Thousands of combat troops in Afghanistan were outfitted with monitoring gauges that were meant to show whether service members had been close enough to an explosion to have sustained a concussion, or mild traumatic brain injury. One of the major problems was that the gauges failed to show how much blast exposure is too much
The small wearable devices did produce evidence that many service members had been exposed to worrisome levels of blast pressure simply by being near a heavy weapon when it’s fired.
“The majority of exposures were not from improvised explosive devices, as you might expect,” says David Borkholder, an engineering professor at the Rochester Institute of Technology and the founder of BlackBox Biometrics, which makes the blast gauges. Instead, the culprit was usually “blast-intensive weapons systems” like recoilless rifles, shoulder-fired rockets, artillery and mortars, according to Borkholder.
Firing something like a recoilless rifle generates a powerful pressure wave both in front of and behind the weapon. Those pressure waves are usually less intense than those from a bomb. But exposures are far more common, and not limited to the battlefield.
The decision to warehouse the blast gauges is “a huge mistake,” says retired Gen. Peter Chiarelli, who was the Army’s vice chief of staff before retiring in 2012 and is now the chief executive officer of One Mind, a nonprofit focused on brain illness and injury.

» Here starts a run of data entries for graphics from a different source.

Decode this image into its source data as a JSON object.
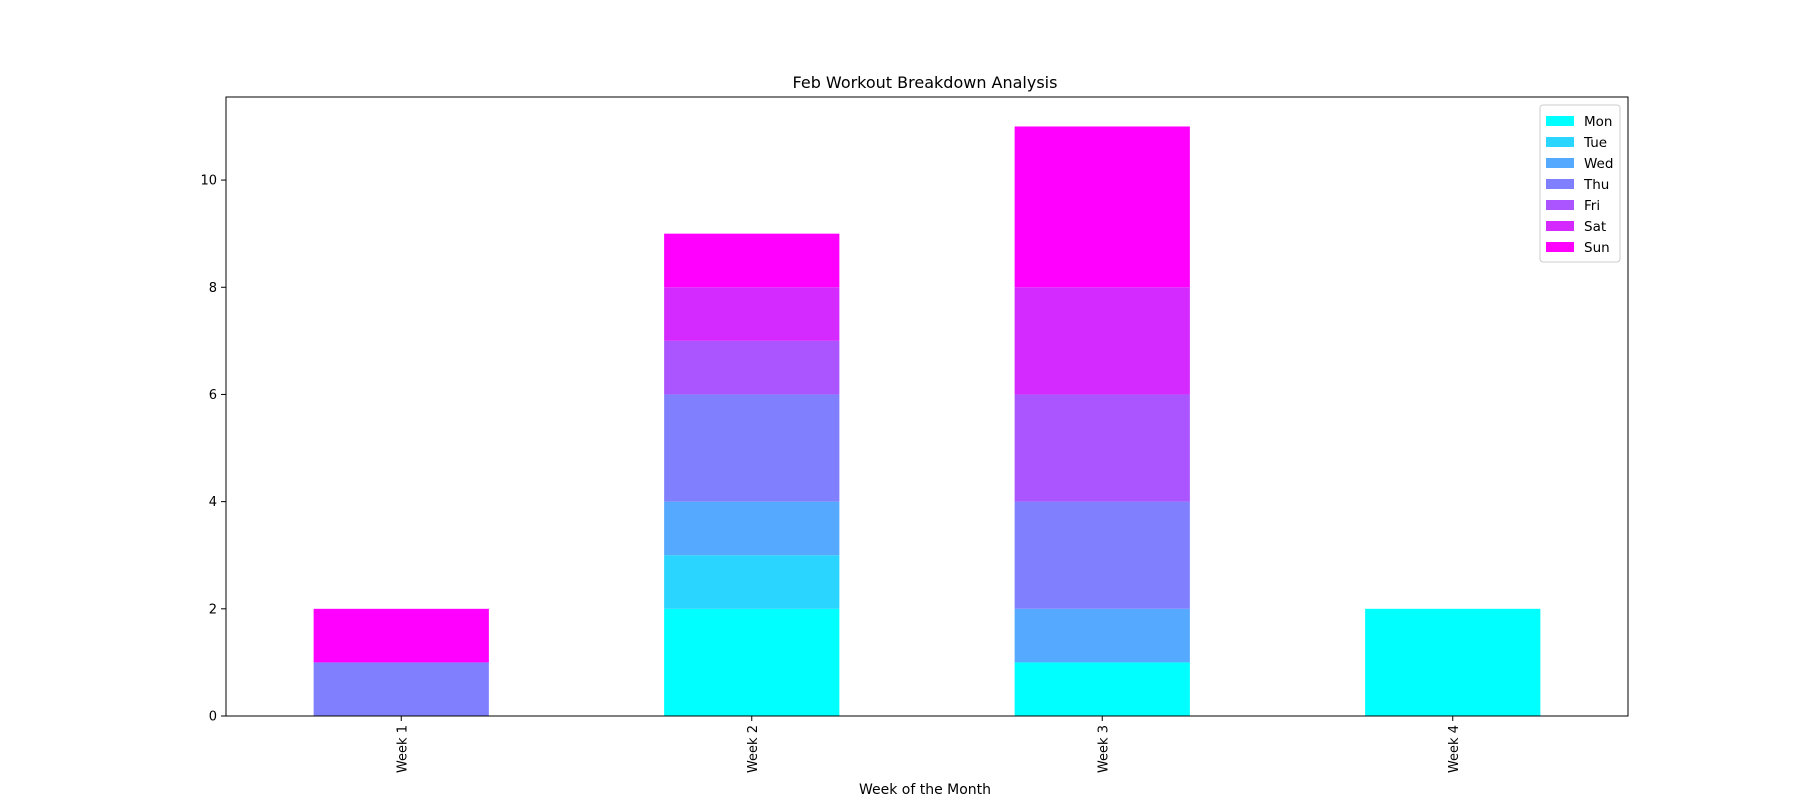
{
  "chart_data": {
    "type": "bar",
    "stacked": true,
    "title": "Feb Workout Breakdown Analysis",
    "xlabel": "Week of the Month",
    "ylabel": "",
    "categories": [
      "Week 1",
      "Week 2",
      "Week 3",
      "Week 4"
    ],
    "yticks": [
      0,
      2,
      4,
      6,
      8,
      10
    ],
    "ylim": [
      0,
      11.55
    ],
    "legend_position": "top-right",
    "grid": false,
    "series": [
      {
        "name": "Mon",
        "color": "#00ffff",
        "values": [
          0,
          2,
          1,
          2
        ]
      },
      {
        "name": "Tue",
        "color": "#2ad5ff",
        "values": [
          0,
          1,
          0,
          0
        ]
      },
      {
        "name": "Wed",
        "color": "#55aaff",
        "values": [
          0,
          1,
          1,
          0
        ]
      },
      {
        "name": "Thu",
        "color": "#8080ff",
        "values": [
          1,
          2,
          2,
          0
        ]
      },
      {
        "name": "Fri",
        "color": "#aa55ff",
        "values": [
          0,
          1,
          2,
          0
        ]
      },
      {
        "name": "Sat",
        "color": "#d52aff",
        "values": [
          0,
          1,
          2,
          0
        ]
      },
      {
        "name": "Sun",
        "color": "#ff00ff",
        "values": [
          1,
          1,
          3,
          0
        ]
      }
    ]
  }
}
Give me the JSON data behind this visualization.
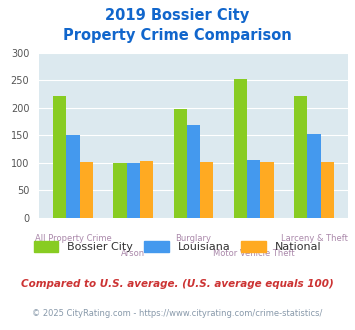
{
  "title_line1": "2019 Bossier City",
  "title_line2": "Property Crime Comparison",
  "categories": [
    "All Property Crime",
    "Arson",
    "Burglary",
    "Motor Vehicle Theft",
    "Larceny & Theft"
  ],
  "bossier_city": [
    222,
    100,
    198,
    252,
    222
  ],
  "louisiana": [
    150,
    100,
    168,
    105,
    152
  ],
  "national": [
    102,
    103,
    102,
    102,
    102
  ],
  "colors": {
    "bossier_city": "#88cc22",
    "louisiana": "#4499ee",
    "national": "#ffaa22"
  },
  "ylim": [
    0,
    300
  ],
  "yticks": [
    0,
    50,
    100,
    150,
    200,
    250,
    300
  ],
  "title_color": "#1166cc",
  "axis_bg": "#dce9ef",
  "grid_color": "#ffffff",
  "label_color": "#aa88aa",
  "footnote1": "Compared to U.S. average. (U.S. average equals 100)",
  "footnote2": "© 2025 CityRating.com - https://www.cityrating.com/crime-statistics/",
  "footnote1_color": "#cc3333",
  "footnote2_color": "#8899aa",
  "legend_labels": [
    "Bossier City",
    "Louisiana",
    "National"
  ]
}
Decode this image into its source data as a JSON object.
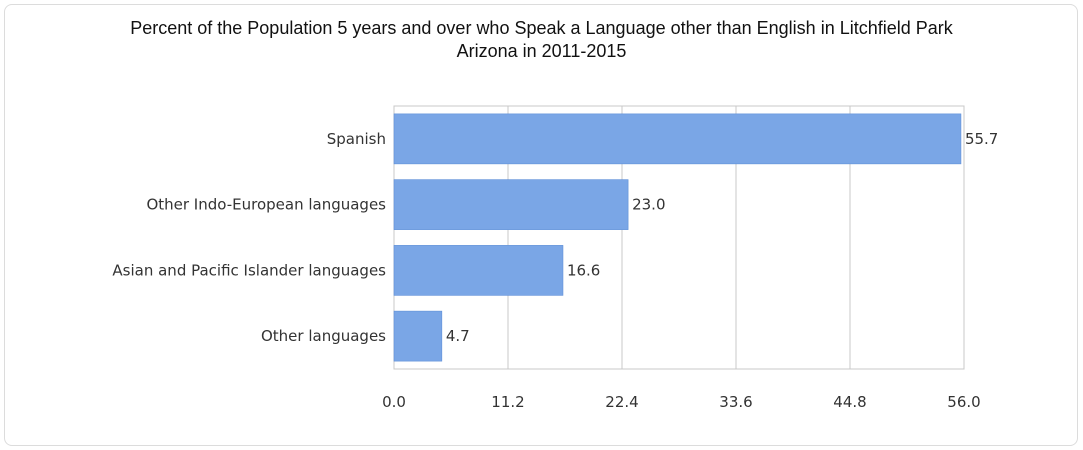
{
  "chart_data": {
    "type": "bar",
    "orientation": "horizontal",
    "title": "Percent of the Population 5 years and over who Speak a Language other than English in Litchfield Park Arizona in 2011-2015",
    "title_lines": [
      "Percent of the Population 5 years and over who Speak a Language other than English in Litchfield Park",
      "Arizona in 2011-2015"
    ],
    "categories": [
      "Spanish",
      "Other Indo-European languages",
      "Asian and Pacific Islander languages",
      "Other languages"
    ],
    "values": [
      55.7,
      23.0,
      16.6,
      4.7
    ],
    "value_labels": [
      "55.7",
      "23.0",
      "16.6",
      "4.7"
    ],
    "xlim": [
      0,
      56
    ],
    "ticks": [
      "0.0",
      "11.2",
      "22.4",
      "33.6",
      "44.8",
      "56.0"
    ],
    "grid": true,
    "bar_color": "#7aa6e6",
    "xlabel": "",
    "ylabel": ""
  }
}
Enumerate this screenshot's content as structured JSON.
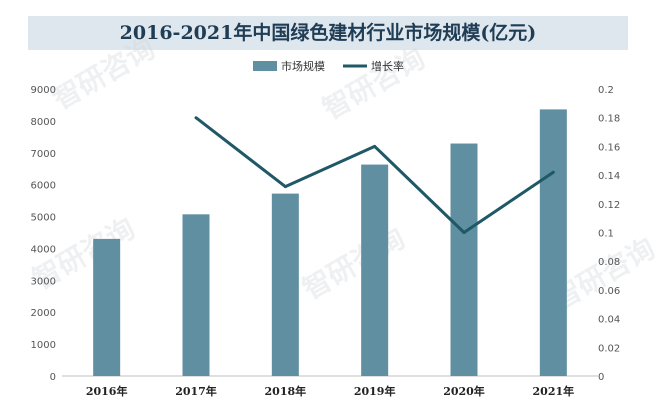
{
  "watermark": "智研咨询",
  "chart_data": {
    "type": "bar",
    "title": "2016-2021年中国绿色建材行业市场规模(亿元)",
    "categories": [
      "2016年",
      "2017年",
      "2018年",
      "2019年",
      "2020年",
      "2021年"
    ],
    "series": [
      {
        "name": "市场规模",
        "type": "bar",
        "axis": "left",
        "color": "#5f8fa1",
        "values": [
          4300,
          5070,
          5720,
          6630,
          7290,
          8360
        ]
      },
      {
        "name": "增长率",
        "type": "line",
        "axis": "right",
        "color": "#1f5866",
        "values": [
          null,
          0.18,
          0.132,
          0.16,
          0.1,
          0.142
        ]
      }
    ],
    "y_left": {
      "ylim": [
        0,
        9000
      ],
      "ticks": [
        "0",
        "1000",
        "2000",
        "3000",
        "4000",
        "5000",
        "6000",
        "7000",
        "8000",
        "9000"
      ]
    },
    "y_right": {
      "ylim": [
        0,
        0.2
      ],
      "ticks": [
        "0",
        "0.02",
        "0.04",
        "0.06",
        "0.08",
        "0.1",
        "0.12",
        "0.14",
        "0.16",
        "0.18",
        "0.2"
      ]
    },
    "legend_position": "top-center",
    "grid": false
  }
}
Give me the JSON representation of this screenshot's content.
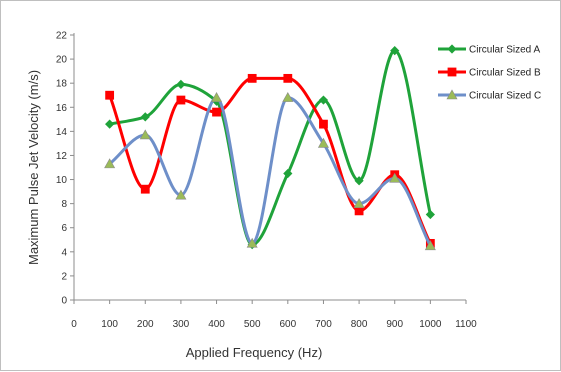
{
  "chart_data": {
    "type": "line",
    "smooth": true,
    "xlabel": "Applied Frequency (Hz)",
    "ylabel": "Maximum Pulse Jet Velocity (m/s)",
    "xlim": [
      0,
      1100
    ],
    "ylim": [
      0,
      22
    ],
    "xticks": [
      0,
      100,
      200,
      300,
      400,
      500,
      600,
      700,
      800,
      900,
      1000,
      1100
    ],
    "yticks": [
      0,
      2,
      4,
      6,
      8,
      10,
      12,
      14,
      16,
      18,
      20,
      22
    ],
    "grid": false,
    "legend_position": "top-right",
    "x": [
      100,
      200,
      300,
      400,
      500,
      600,
      700,
      800,
      900,
      1000
    ],
    "series": [
      {
        "name": "Circular Sized A",
        "color": "#1fa33a",
        "marker": "diamond",
        "values": [
          14.6,
          15.2,
          17.9,
          16.5,
          4.6,
          10.5,
          16.6,
          9.9,
          20.7,
          7.1
        ]
      },
      {
        "name": "Circular Sized B",
        "color": "#ff0000",
        "marker": "square",
        "values": [
          17.0,
          9.2,
          16.6,
          15.6,
          18.4,
          18.4,
          14.6,
          7.4,
          10.4,
          4.7
        ]
      },
      {
        "name": "Circular Sized C",
        "color": "#6e8fc9",
        "marker": "triangle",
        "values": [
          11.3,
          13.7,
          8.7,
          16.8,
          4.7,
          16.8,
          13.0,
          8.0,
          10.1,
          4.5
        ]
      }
    ]
  }
}
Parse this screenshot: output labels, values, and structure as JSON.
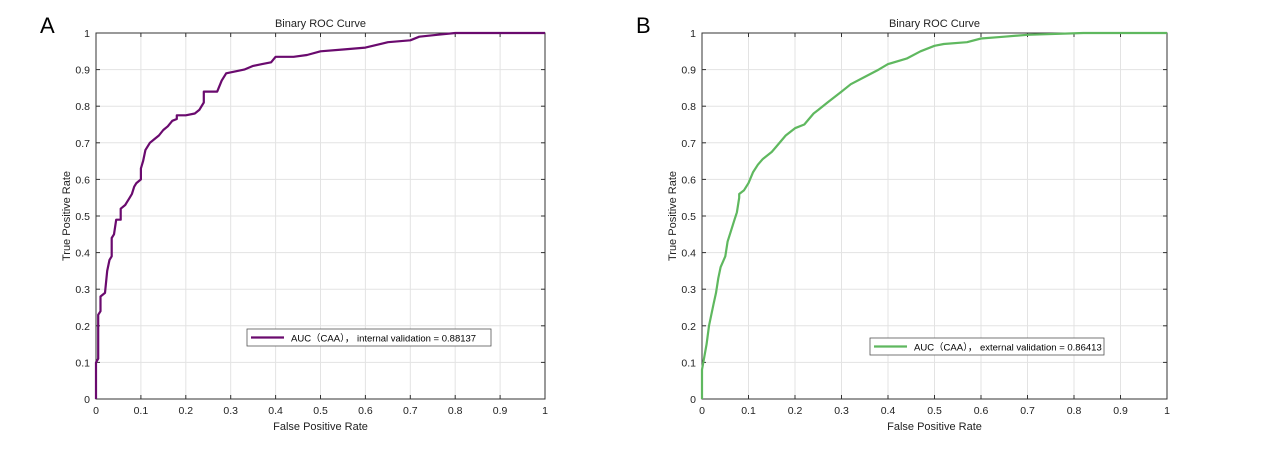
{
  "chart_data": [
    {
      "panel_label": "A",
      "type": "line",
      "title": "Binary ROC Curve",
      "xlabel": "False Positive Rate",
      "ylabel": "True Positive Rate",
      "xlim": [
        0,
        1
      ],
      "ylim": [
        0,
        1
      ],
      "xticks": [
        "0",
        "0.1",
        "0.2",
        "0.3",
        "0.4",
        "0.5",
        "0.6",
        "0.7",
        "0.8",
        "0.9",
        "1"
      ],
      "yticks": [
        "0",
        "0.1",
        "0.2",
        "0.3",
        "0.4",
        "0.5",
        "0.6",
        "0.7",
        "0.8",
        "0.9",
        "1"
      ],
      "grid": true,
      "legend_placement": "center-right",
      "series": [
        {
          "name": "AUC（CAA）， internal validation = 0.88137",
          "color": "#6a0a6e",
          "x": [
            0,
            0,
            0.005,
            0.005,
            0.01,
            0.01,
            0.02,
            0.025,
            0.03,
            0.035,
            0.035,
            0.04,
            0.045,
            0.055,
            0.055,
            0.065,
            0.075,
            0.08,
            0.085,
            0.09,
            0.1,
            0.1,
            0.105,
            0.11,
            0.12,
            0.13,
            0.14,
            0.15,
            0.16,
            0.17,
            0.18,
            0.18,
            0.2,
            0.22,
            0.23,
            0.24,
            0.24,
            0.27,
            0.28,
            0.29,
            0.31,
            0.33,
            0.35,
            0.37,
            0.39,
            0.4,
            0.44,
            0.47,
            0.5,
            0.55,
            0.6,
            0.65,
            0.7,
            0.72,
            0.76,
            0.8,
            1
          ],
          "y": [
            0,
            0.1,
            0.11,
            0.23,
            0.24,
            0.28,
            0.29,
            0.35,
            0.38,
            0.39,
            0.44,
            0.45,
            0.49,
            0.49,
            0.52,
            0.53,
            0.55,
            0.56,
            0.58,
            0.59,
            0.6,
            0.63,
            0.65,
            0.68,
            0.7,
            0.71,
            0.72,
            0.735,
            0.745,
            0.76,
            0.765,
            0.775,
            0.775,
            0.78,
            0.79,
            0.81,
            0.84,
            0.84,
            0.87,
            0.89,
            0.895,
            0.9,
            0.91,
            0.915,
            0.92,
            0.935,
            0.935,
            0.94,
            0.95,
            0.955,
            0.96,
            0.975,
            0.98,
            0.99,
            0.995,
            1,
            1
          ]
        }
      ]
    },
    {
      "panel_label": "B",
      "type": "line",
      "title": "Binary ROC Curve",
      "xlabel": "False Positive Rate",
      "ylabel": "True Positive Rate",
      "xlim": [
        0,
        1
      ],
      "ylim": [
        0,
        1
      ],
      "xticks": [
        "0",
        "0.1",
        "0.2",
        "0.3",
        "0.4",
        "0.5",
        "0.6",
        "0.7",
        "0.8",
        "0.9",
        "1"
      ],
      "yticks": [
        "0",
        "0.1",
        "0.2",
        "0.3",
        "0.4",
        "0.5",
        "0.6",
        "0.7",
        "0.8",
        "0.9",
        "1"
      ],
      "grid": true,
      "legend_placement": "center-right",
      "series": [
        {
          "name": "AUC（CAA）， external validation = 0.86413",
          "color": "#5fb85f",
          "x": [
            0,
            0,
            0.01,
            0.015,
            0.02,
            0.025,
            0.03,
            0.035,
            0.04,
            0.05,
            0.055,
            0.06,
            0.07,
            0.075,
            0.08,
            0.08,
            0.09,
            0.1,
            0.11,
            0.12,
            0.13,
            0.15,
            0.16,
            0.18,
            0.2,
            0.22,
            0.24,
            0.25,
            0.27,
            0.3,
            0.32,
            0.35,
            0.38,
            0.4,
            0.44,
            0.47,
            0.5,
            0.52,
            0.57,
            0.6,
            0.65,
            0.7,
            0.82,
            1
          ],
          "y": [
            0,
            0.08,
            0.15,
            0.2,
            0.23,
            0.26,
            0.29,
            0.33,
            0.36,
            0.39,
            0.43,
            0.45,
            0.49,
            0.51,
            0.55,
            0.56,
            0.57,
            0.59,
            0.62,
            0.64,
            0.655,
            0.675,
            0.69,
            0.72,
            0.74,
            0.75,
            0.78,
            0.79,
            0.81,
            0.84,
            0.86,
            0.88,
            0.9,
            0.915,
            0.93,
            0.95,
            0.965,
            0.97,
            0.975,
            0.985,
            0.99,
            0.995,
            1,
            1
          ]
        }
      ]
    }
  ]
}
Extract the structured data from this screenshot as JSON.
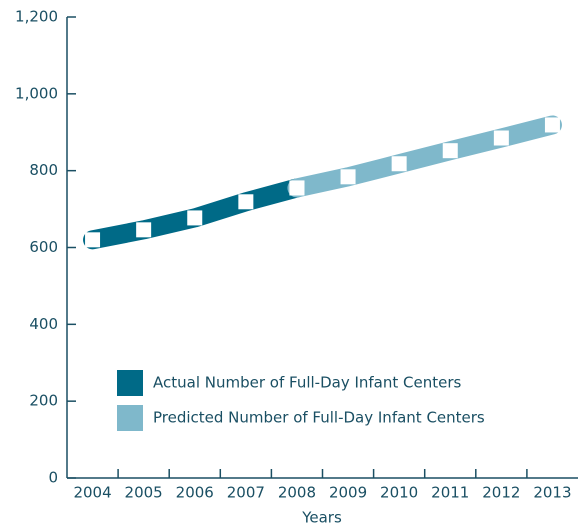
{
  "chart_data": {
    "type": "line",
    "categories": [
      "2004",
      "2005",
      "2006",
      "2007",
      "2008",
      "2009",
      "2010",
      "2011",
      "2012",
      "2013"
    ],
    "series": [
      {
        "name": "Actual Number of Full-Day Infant Centers",
        "color": "#006a87",
        "values": [
          620,
          646,
          677,
          719,
          755,
          null,
          null,
          null,
          null,
          null
        ]
      },
      {
        "name": "Predicted Number of Full-Day Infant Centers",
        "color": "#7fb8cb",
        "values": [
          null,
          null,
          null,
          null,
          755,
          784,
          818,
          852,
          885,
          919
        ]
      }
    ],
    "x_label": "Years",
    "ylim": [
      0,
      1200
    ],
    "yticks": [
      0,
      200,
      400,
      600,
      800,
      {
        "value": 1000,
        "label": "1,000"
      },
      {
        "value": 1200,
        "label": "1,200"
      }
    ]
  }
}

The blast gauges are about the size of a quarter, and troops wear three of them on their helmets and upper bodies. The gauges contain sensors that measure overpressure, the sudden increase in air pressure caused by an explosion.
An overpressure of just 5 pounds per square inch can burst an eardrum. One-hundred PSI can be fatal. And somewhere in between is probably where most concussions occur.
The Department of Defense says it’s committed to determining the risks from overpressure exposure, both in combat and in training. It’s also testing a new generation of blast gauges that are more sensitive and easier to maintain.
But the military has made no commitment to deploying those gauges.